By Ann Fowler, Oak Hill Gazette
Last year my sister and I adopted a senior dog from Austin Pets Alive (APA). We had lost a beloved dog six months earlier, and while I had resolved not to get another dog, my sister missed having a canine greeter at the door.
I relented, and so we found GiGi, a German Shepherd mix who was nothing like our previous dog. At nine years of age, GiGi needing rescuing three times in the span of a few weeks: first by the city—who removed her from neglectful and possibly abusive owners who left her in the backyard despite freezing cold temperatures, and noncontagious mange, which had stripped her of most of her fur—then by Austin Pets Alive, who rescued her from the city’s euthanasia list, and then by my sister and I, who wanted to give this scared, funny-looking dog a happy home.
It is clear that GiGi was not loved all her life. She did not understand basic commands (sit, stay, down), and she came to us with a variety of fears. She feared being touched. She feared other dogs. She feared rain. And she feared she would not get fed every day.
Shari Elkins of The Canine Center for Training and Behavior (TCCTB) in Oak Hill evaluated her, determining that despite her discomfort around other dogs, GiGi had appropriate communication skills and would benefit from classes such as Confidence Building and Hiking. Elkins was right.
When we heard about the 3-day Canine Camp TCCTB was holding at the Lazy Hills Ranch in Ingram, my sister and I decided to let GiGi go to camp. This old dog deserved some fun, and it would give us an opportunity to learn how to train her.
GiGi seldom — in fact never — relaxed in a new environment, so we were surprised when she immediately and continually felt comfortable enough to lie down at the Ranch. Trainer Jane Del Re said the environment was peaceful and calming for dogs, so was not surprised to hear that GiGi felt relaxed at Camp.

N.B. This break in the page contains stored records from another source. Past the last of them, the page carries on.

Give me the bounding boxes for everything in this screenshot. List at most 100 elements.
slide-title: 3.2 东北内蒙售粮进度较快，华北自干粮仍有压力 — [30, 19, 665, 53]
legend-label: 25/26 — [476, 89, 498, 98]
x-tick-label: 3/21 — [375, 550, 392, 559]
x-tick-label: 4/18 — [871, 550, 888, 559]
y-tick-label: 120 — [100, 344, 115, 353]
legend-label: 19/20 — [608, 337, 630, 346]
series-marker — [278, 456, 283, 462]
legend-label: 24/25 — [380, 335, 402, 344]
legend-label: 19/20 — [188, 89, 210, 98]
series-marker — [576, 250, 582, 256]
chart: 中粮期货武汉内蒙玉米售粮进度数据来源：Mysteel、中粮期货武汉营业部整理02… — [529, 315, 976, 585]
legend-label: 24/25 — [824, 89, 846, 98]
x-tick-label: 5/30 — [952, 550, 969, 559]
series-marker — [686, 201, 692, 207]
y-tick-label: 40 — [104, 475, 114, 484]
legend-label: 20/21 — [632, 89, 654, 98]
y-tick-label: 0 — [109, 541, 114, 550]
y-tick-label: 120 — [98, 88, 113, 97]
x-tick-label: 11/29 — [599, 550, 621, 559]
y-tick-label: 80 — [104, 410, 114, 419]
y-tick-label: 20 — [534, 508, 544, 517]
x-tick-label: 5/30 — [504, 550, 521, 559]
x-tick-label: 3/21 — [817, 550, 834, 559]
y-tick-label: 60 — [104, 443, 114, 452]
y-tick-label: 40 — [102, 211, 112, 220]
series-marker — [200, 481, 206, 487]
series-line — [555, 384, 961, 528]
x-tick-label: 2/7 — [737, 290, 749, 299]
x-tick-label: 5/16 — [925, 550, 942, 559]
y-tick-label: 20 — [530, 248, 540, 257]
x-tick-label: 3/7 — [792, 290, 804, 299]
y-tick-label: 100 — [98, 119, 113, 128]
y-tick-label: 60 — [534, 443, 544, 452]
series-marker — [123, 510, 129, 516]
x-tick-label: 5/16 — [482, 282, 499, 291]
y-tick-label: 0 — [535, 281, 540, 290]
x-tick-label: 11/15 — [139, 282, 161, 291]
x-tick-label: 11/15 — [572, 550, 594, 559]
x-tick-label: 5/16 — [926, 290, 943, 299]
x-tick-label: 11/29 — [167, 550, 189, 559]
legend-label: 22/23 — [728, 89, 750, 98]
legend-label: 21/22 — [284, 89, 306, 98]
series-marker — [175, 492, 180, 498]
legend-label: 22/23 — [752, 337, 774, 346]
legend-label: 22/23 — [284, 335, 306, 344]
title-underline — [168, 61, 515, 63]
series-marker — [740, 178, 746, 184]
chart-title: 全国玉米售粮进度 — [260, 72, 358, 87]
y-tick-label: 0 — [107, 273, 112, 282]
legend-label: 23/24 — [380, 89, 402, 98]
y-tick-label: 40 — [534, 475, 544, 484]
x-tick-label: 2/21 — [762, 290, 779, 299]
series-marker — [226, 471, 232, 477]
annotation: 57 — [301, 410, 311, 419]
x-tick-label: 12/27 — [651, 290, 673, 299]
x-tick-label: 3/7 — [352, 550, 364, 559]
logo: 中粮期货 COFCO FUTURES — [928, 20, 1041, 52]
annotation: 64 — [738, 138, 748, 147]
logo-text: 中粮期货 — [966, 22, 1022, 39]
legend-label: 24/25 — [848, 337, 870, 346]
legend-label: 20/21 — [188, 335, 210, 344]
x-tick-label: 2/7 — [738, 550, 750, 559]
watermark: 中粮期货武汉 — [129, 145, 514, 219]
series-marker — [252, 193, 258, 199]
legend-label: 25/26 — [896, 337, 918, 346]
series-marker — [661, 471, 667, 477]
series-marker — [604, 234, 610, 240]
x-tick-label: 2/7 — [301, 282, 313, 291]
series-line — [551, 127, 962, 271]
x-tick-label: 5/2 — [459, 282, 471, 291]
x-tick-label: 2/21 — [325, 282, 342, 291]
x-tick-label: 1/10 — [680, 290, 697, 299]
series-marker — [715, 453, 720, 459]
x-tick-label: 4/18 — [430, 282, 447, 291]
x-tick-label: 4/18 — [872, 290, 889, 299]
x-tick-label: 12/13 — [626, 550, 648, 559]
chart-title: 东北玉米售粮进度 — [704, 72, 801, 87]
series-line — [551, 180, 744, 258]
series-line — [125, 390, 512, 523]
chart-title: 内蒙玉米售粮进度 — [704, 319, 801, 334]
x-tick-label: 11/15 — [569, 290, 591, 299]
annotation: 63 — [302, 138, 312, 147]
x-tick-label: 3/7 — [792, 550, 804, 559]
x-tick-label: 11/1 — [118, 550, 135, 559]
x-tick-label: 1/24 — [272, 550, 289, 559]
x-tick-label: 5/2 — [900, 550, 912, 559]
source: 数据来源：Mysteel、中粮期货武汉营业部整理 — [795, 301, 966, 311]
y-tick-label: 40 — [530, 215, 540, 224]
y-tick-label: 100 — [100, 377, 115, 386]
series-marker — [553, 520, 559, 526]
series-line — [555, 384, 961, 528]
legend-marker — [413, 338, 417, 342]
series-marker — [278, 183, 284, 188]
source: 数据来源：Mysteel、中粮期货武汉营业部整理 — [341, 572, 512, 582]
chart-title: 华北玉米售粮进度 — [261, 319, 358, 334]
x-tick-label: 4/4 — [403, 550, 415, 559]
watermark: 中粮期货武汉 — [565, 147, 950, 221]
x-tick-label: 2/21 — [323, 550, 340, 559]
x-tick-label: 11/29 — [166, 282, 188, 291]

After our first class, GiGi headed to the pond to take a quick drink. As she waded through the water, it suddenly deepened and she found herself swimming. She never panicked. Instead, she headed toward deeper water, ready to enjoy the water. Who knew we had a water dog? For the remainder of the weekend, we allowed time before and after classes for a swim.
All classes were guaranteed to be fun and therefore enjoyable for both dog and handler. Most of the classes we chose centered around basic commands (Come, Come with Distractions) and her beloved Hiking.
We did try the Lure class, in which a white plastic bag tied to a mechanism whips around a course, allowing dogs to give chase. GiGi was one of the few dogs that would not engage. We knew going in that she does not chase cats or squirrels. And now we know she does not chase white plastic bags either.
The Tricks class seemed the most challenging — for her and for me. The other dogs in the class all knew several tricks at the start. Not GiGi. It had taken her nearly a year to understand that the sounds we made at her – our words – had meaning to her. We called it her Helen Keller moment. So far, all she knew to do was sit on command.
I told trainer Jane Del Re we had hoped to teach her “down,” but that was not to be. Del Re said typically you teach a dog to lie down by holding a treat down by the front paws, then gently sweeping toward the dog. Most dogs lie down. Mine cautiously backed away.
Teaching GiGi to “shake” was not feasible during the class because she never paws our arms for a treat. (She does it on occasion when we stop petting her.) Meanwhile, the other dogs were showing off their abilities to roll over or play dead.
Finally, with Del Re’s help, I was able to use a treat to lure her around in a circle: Spin! Okay, so it was not as impressive as the others, but it was success on a novice level.
Camper Dyanne Kerr took the Tricks class with Pepper, her Border Collie/Blue Heeler mix. She said later of watching GiGi and me in class, “I watched a woman teach her 10-year-old dog to do a new trick! It was the first trick the dog had ever done. It wasn’t a complicated trick and it took nearly an hour to get it done. It required lots of patience, but you could see the pleasure it gave both dog and owner to complete the trick. Sometimes the little things are the most important breakthroughs in the relationship between dog and human.”
At the end of the Camp weekend, certificates were presented for each class. Surprisingly, GiGi was given the award for Tricks – not because she learned the best trick, but because she worked so hard for what she did learn.
Since that weekend, GiGi has started to learn the “down” command based on techniques we learned at camp. This morning she did it by verbal command only. Was the weekend worth it? You bet. And, it only goes to prove – you can teach an old dog new tricks.